With less than 100 days until the 2018 Winter Olympics get underway in PyeongChang Jack Wynne decided to pick out five athletes for Great Britain you need to take note of.
After claiming skeleton gold during the 2014 Sochi Games Lizzy Yarnold will be keen to make history by becoming the first British athlete to defend a Winter Olympic title.
The 29-year-old claimed the first gold for Great Britain in Russia, comfortably beating the American Noelle Pikus-Pace, who finished 0.97 seconds behind.
Yarnold, who grew up in Kent, will be looking to improve on her bronze medal at this year’s World Championships and replicate the form which saw her become European and World Champion in the same month back in 2015.
Keen to establish her reputation at Olympic level short track speed skater Elise Christie has a good chance of securing medals in both the 500 and 1000m events.
In Sochi, the Scottish athlete failed to take home a medal in any of the three races she competed in due to a series of disqualifications.
If Christie, who has enjoyed huge success at previous European and World Championships, can fend off tough competition from South Korea, she has a good chance of becoming the first Briton to win multiple medals at one Winter Games.
A hip injury a month before the Sochi Games seriously dented freestyle skier James Woods’ chances of earning a place on the medal podium – he finished fifth in the ski slopestyle event.
The Yorkshireman, who claimed a bronze medal at this year’s Freestyle World Ski Championships in Spain, will be looking to add Olympic success to his CV.
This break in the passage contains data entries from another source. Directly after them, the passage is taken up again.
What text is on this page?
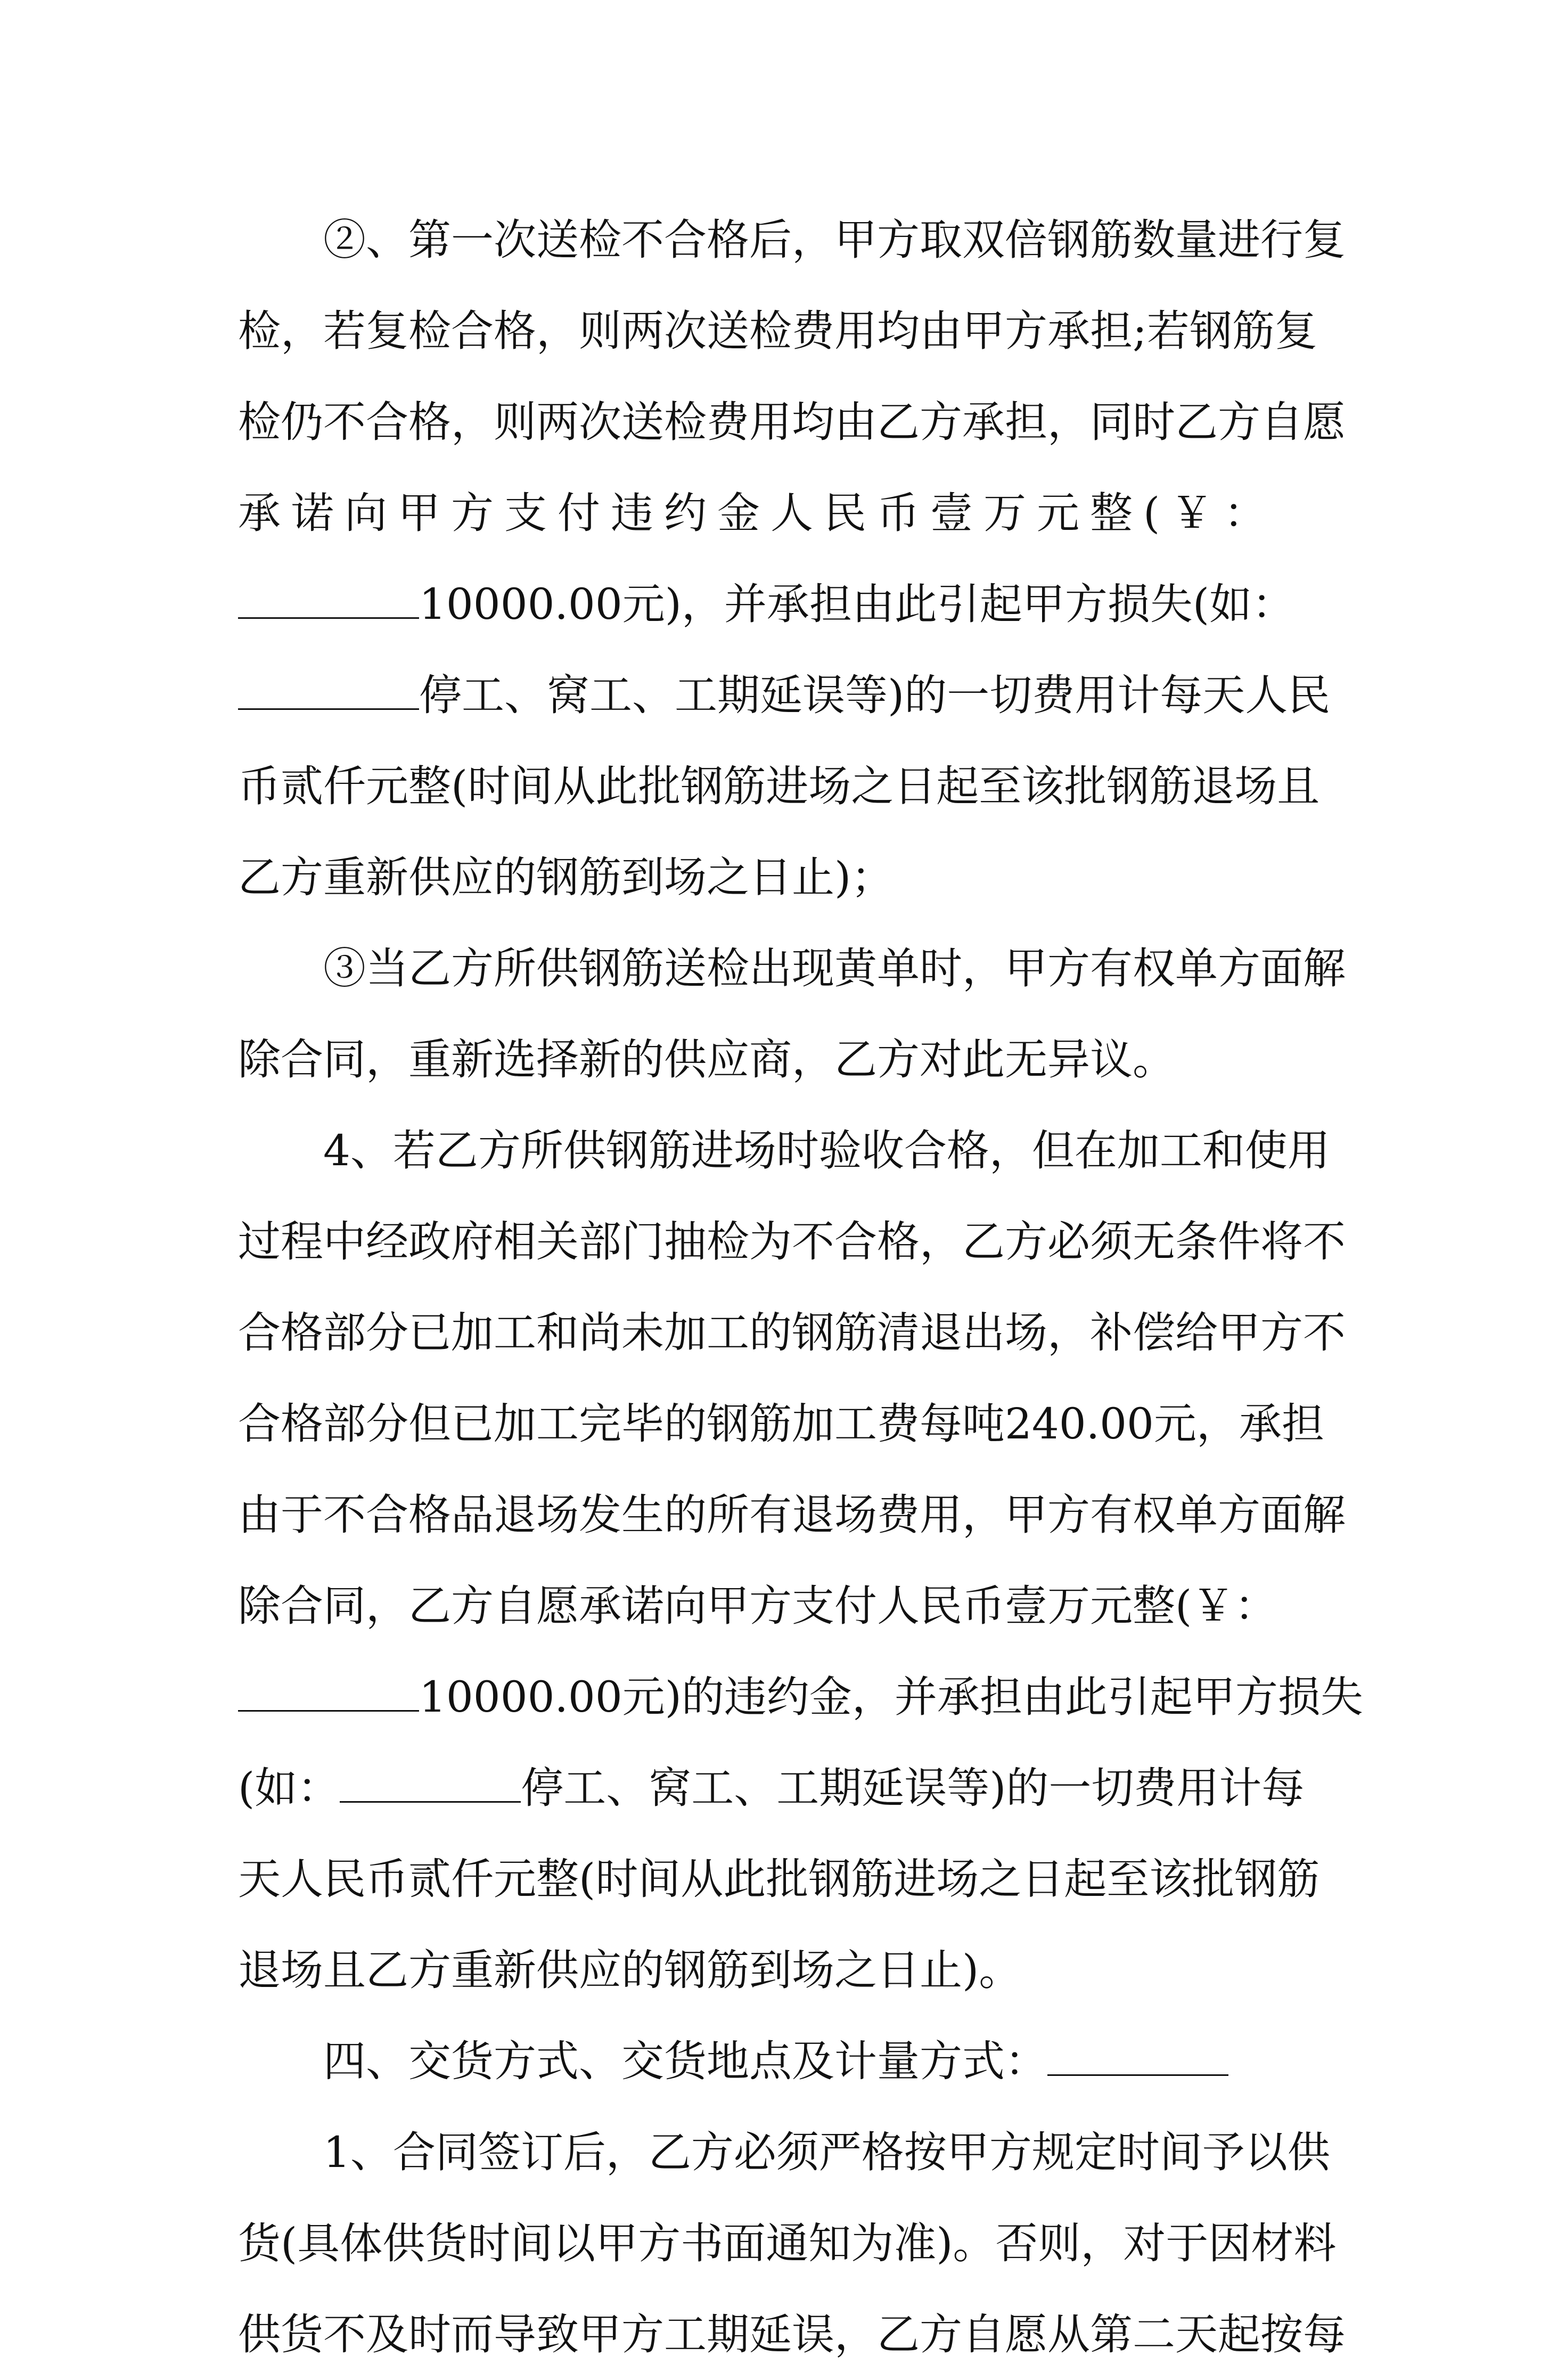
②、第一次送检不合格后，甲方取双倍钢筋数量进行复
检，若复检合格，则两次送检费用均由甲方承担;若钢筋复
检仍不合格，则两次送检费用均由乙方承担，同时乙方自愿
承诺向甲方支付违约金人民币壹万元整(￥：
10000.00元)，并承担由此引起甲方损失(如：
停工、窝工、工期延误等)的一切费用计每天人民
币贰仟元整(时间从此批钢筋进场之日起至该批钢筋退场且
乙方重新供应的钢筋到场之日止)；
③当乙方所供钢筋送检出现黄单时，甲方有权单方面解
除合同，重新选择新的供应商，乙方对此无异议。
4、若乙方所供钢筋进场时验收合格，但在加工和使用
过程中经政府相关部门抽检为不合格，乙方必须无条件将不
合格部分已加工和尚未加工的钢筋清退出场，补偿给甲方不
合格部分但已加工完毕的钢筋加工费每吨240.00元，承担
由于不合格品退场发生的所有退场费用，甲方有权单方面解
除合同，乙方自愿承诺向甲方支付人民币壹万元整(￥：
10000.00元)的违约金，并承担由此引起甲方损失
(如：	停工、窝工、工期延误等)的一切费用计每
天人民币贰仟元整(时间从此批钢筋进场之日起至该批钢筋
退场且乙方重新供应的钢筋到场之日止)。
四、交货方式、交货地点及计量方式：
1、合同签订后，乙方必须严格按甲方规定时间予以供
货(具体供货时间以甲方书面通知为准)。否则，对于因材料
供货不及时而导致甲方工期延误，乙方自愿从第二天起按每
Isabel Atkin is another freestyle skier alongside Woods who also has a strong chance of winning a medal. If the pair are victorious they will become the first British athletes on skis to secure Olympic success.
Lancashire’s Dave Ryding might have been overlooked as a potential medal prospect in PyeongChang but a slalom silver at this year’s skiing World Cup has made his fellow challengers sit up and take note.
Although he was beaten by Austrian and home favourite Marcel Hirscher to first place the podium was Britain’s best ever alpine World Cup result, since Konrad Bartelski’s second-place finish back in 1981.
If the 30-year-old does go on and cause a surprise in North Korea next year it will be the best performance of his career after failing to achieve success during the past two Olympics and four World Championships.
Although Katie Ormerod is another Brit that is yet to win an Olympic medal she has enjoyed a strong season so far, winning the World Cup big air title last year.
The Brighouse-born athlete, who has been involved in alpine sports since the age of 3, will be keen to continue the momentum which has seen her also emerge victorious during the German and South Korean Big Air events.
If Ormerod secures her place on the podium it will be the second successive Winter Olympics that a British woman has won a medal after Jenny Jones’ bronze in the slopestyle event.